Freed utilizes one of the significant feature's of Schinkel's rotunda -- linear spokes that radiate from a central circle into expanding circles.

This view from above shows Freed's central circle two steps above the plane of the rest of the Library's first floor, directly in front of the security gates at the bottom left of this photograph.

source: The San Francisco Main Library: Space Planning, Design Development

The Main Floor Paving Plan from the building's schematic drawings show this pattern much more clearly.  The center of the radiating spokes and circles is considerable distance from the atrium's center (in the photograph above, the center is the darker circle in the middle of the atrium).

This is significant because this shifted succession of circles is reflected at the atrium's top with the so-called nautilus.  (A subject for discussion in a later entry).


One distinct feature of Schinkel's Altes Museum that is absent from the Main Library is the gallery of classical statues at the rotunda's edge, looking into the central, open space.

This lack in the Main Library's atrium was remedied for a moment immortalized in film when movie stars Meg Ryan and Nicholas Cage visited our building.


In 1997, the feature film City of Angels, mostly set and filmed in Los Angeles, employed the then newly-opened Main Library as a location.  This movie is set in a world where there are invisible, silent angels who co-inhabit the human realm.  Nicolas Cage's character is an angel who has crossed over into the human world.  The gallery of dark human figures are angels who would be invisible to the mortal eye.

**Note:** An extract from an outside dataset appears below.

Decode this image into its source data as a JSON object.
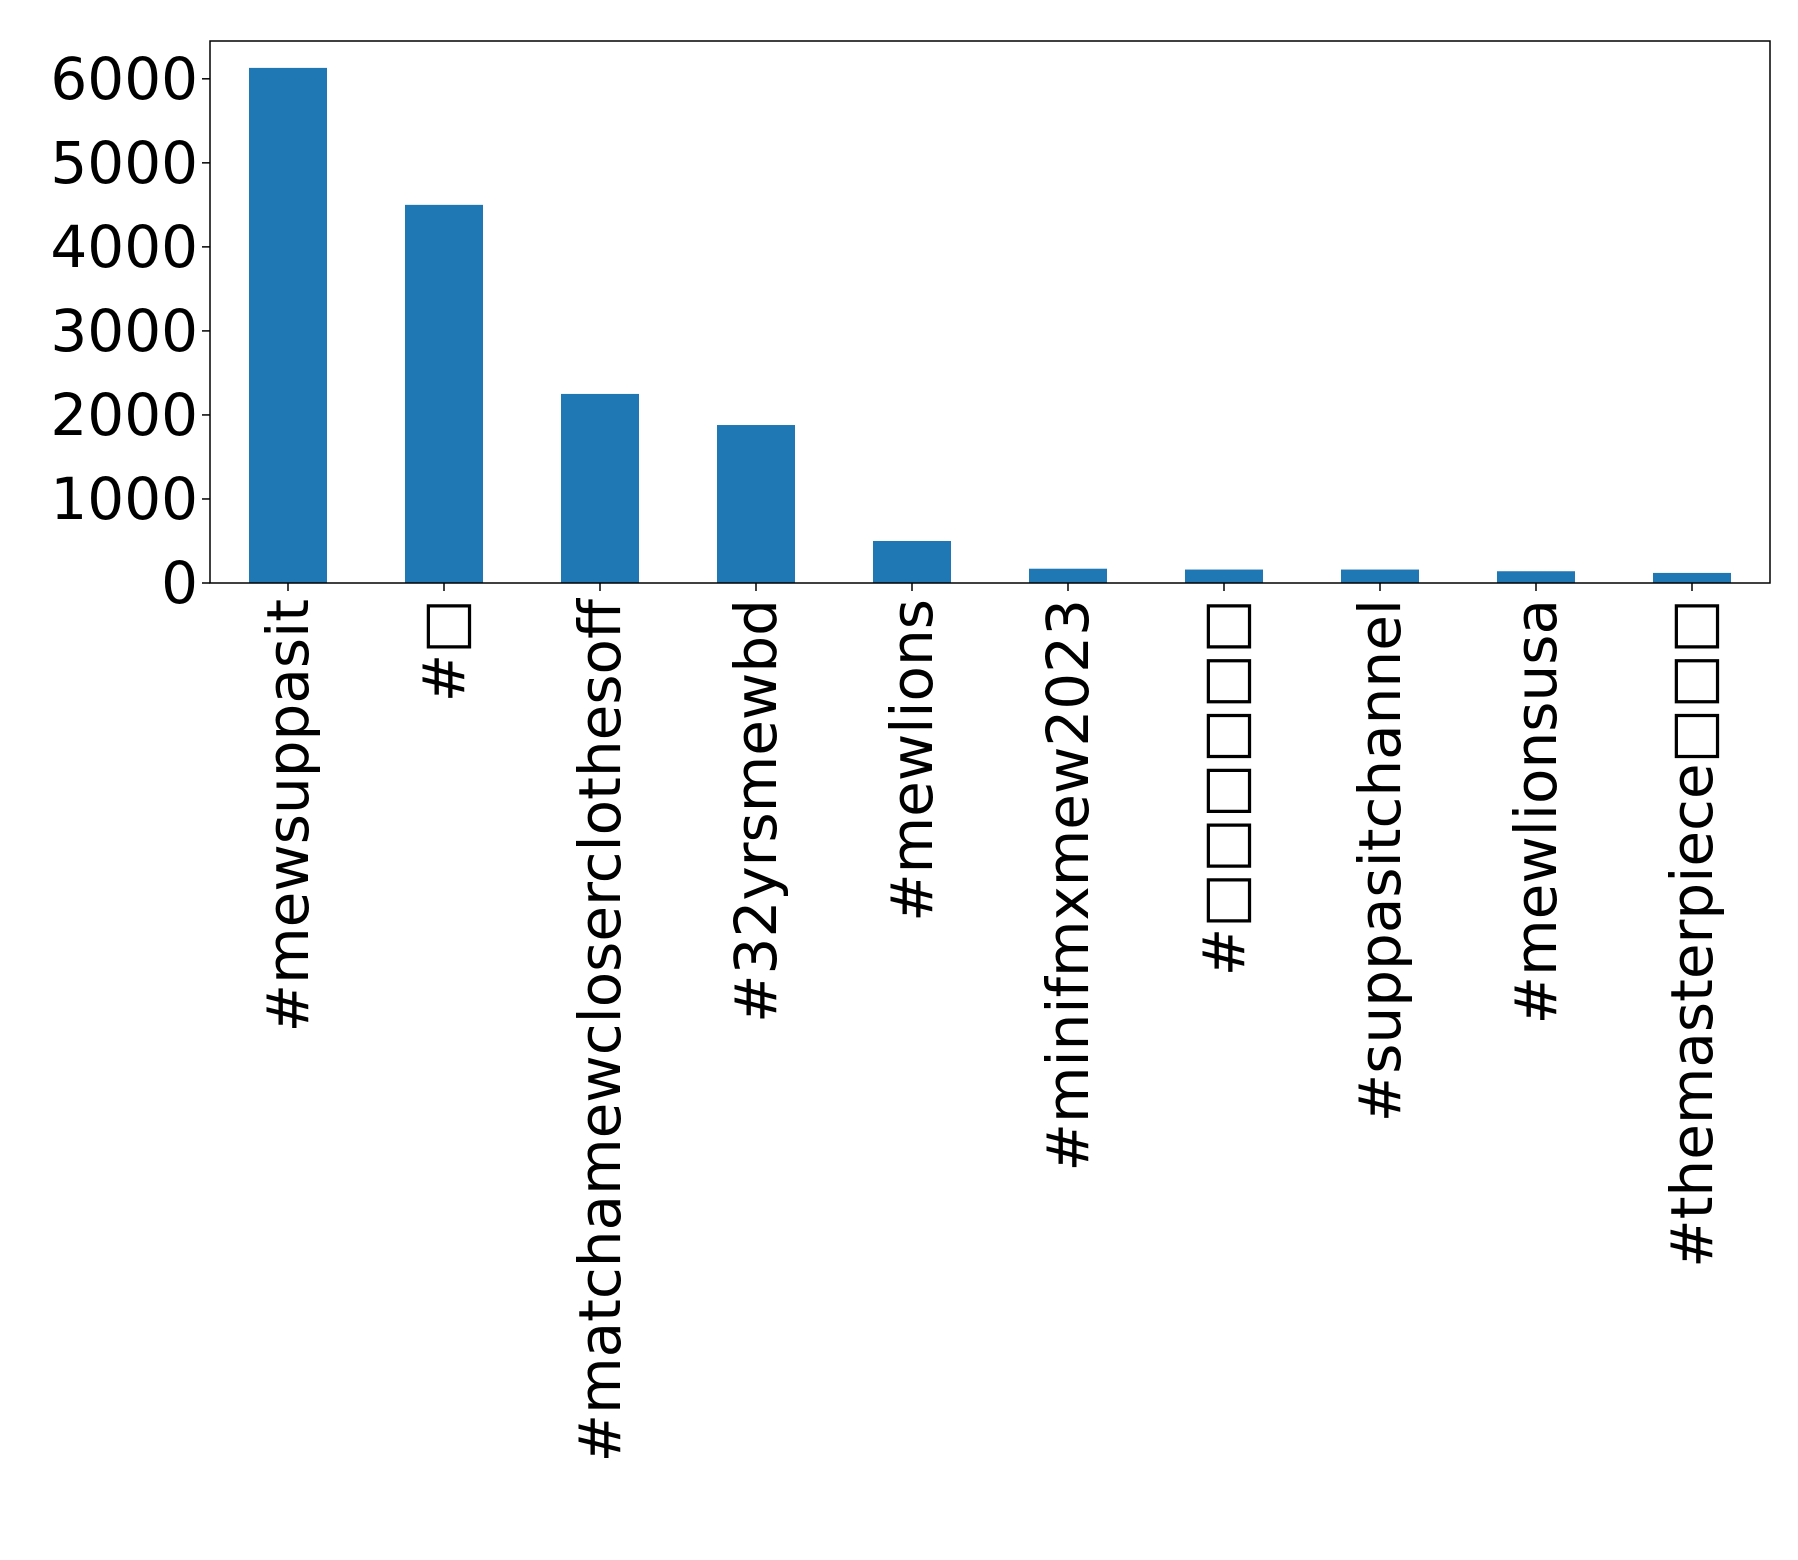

Fittingly, City of Angels is an English language remake of Wim Wenders' 1987 film Himmel über Berlin (literally, Heaven Over Berlin), released in the United States as Wings of Desire.  In this subtle way City of Angels brings the original Berlin connection full circle.

Speaking of circles, the rotunda / atrium form is integrated into the Main Library building in many ways that will be described in a later entry.


Great Museums of Europe: The Dream of the Universal Museum (Rizzoli International, 2002).

Historic Architecture Sourcebook, edited by Cyril M. Harris (McGraw-Hill, 1977).

Public Library Commission, Meeting Minutes (City and County of San Francisco, April 16, 1991).

Sammlung architektonischer Entwürfe enthaltend theils Werke welche Ausgeführt sind: theils Gegenstände deren Ausführung beabsichtigt Wurde von Carl Friedrich Schinkel (Ernst & Korn, 1858).

The San Francisco Main Library: Space Planning, Design Development, April 25, 1991 (Pei Cobb Freed & Partners; Simon Martin-Vegue Winkelstein Morris, 1991). [part of the San Francisco History Center archival collection].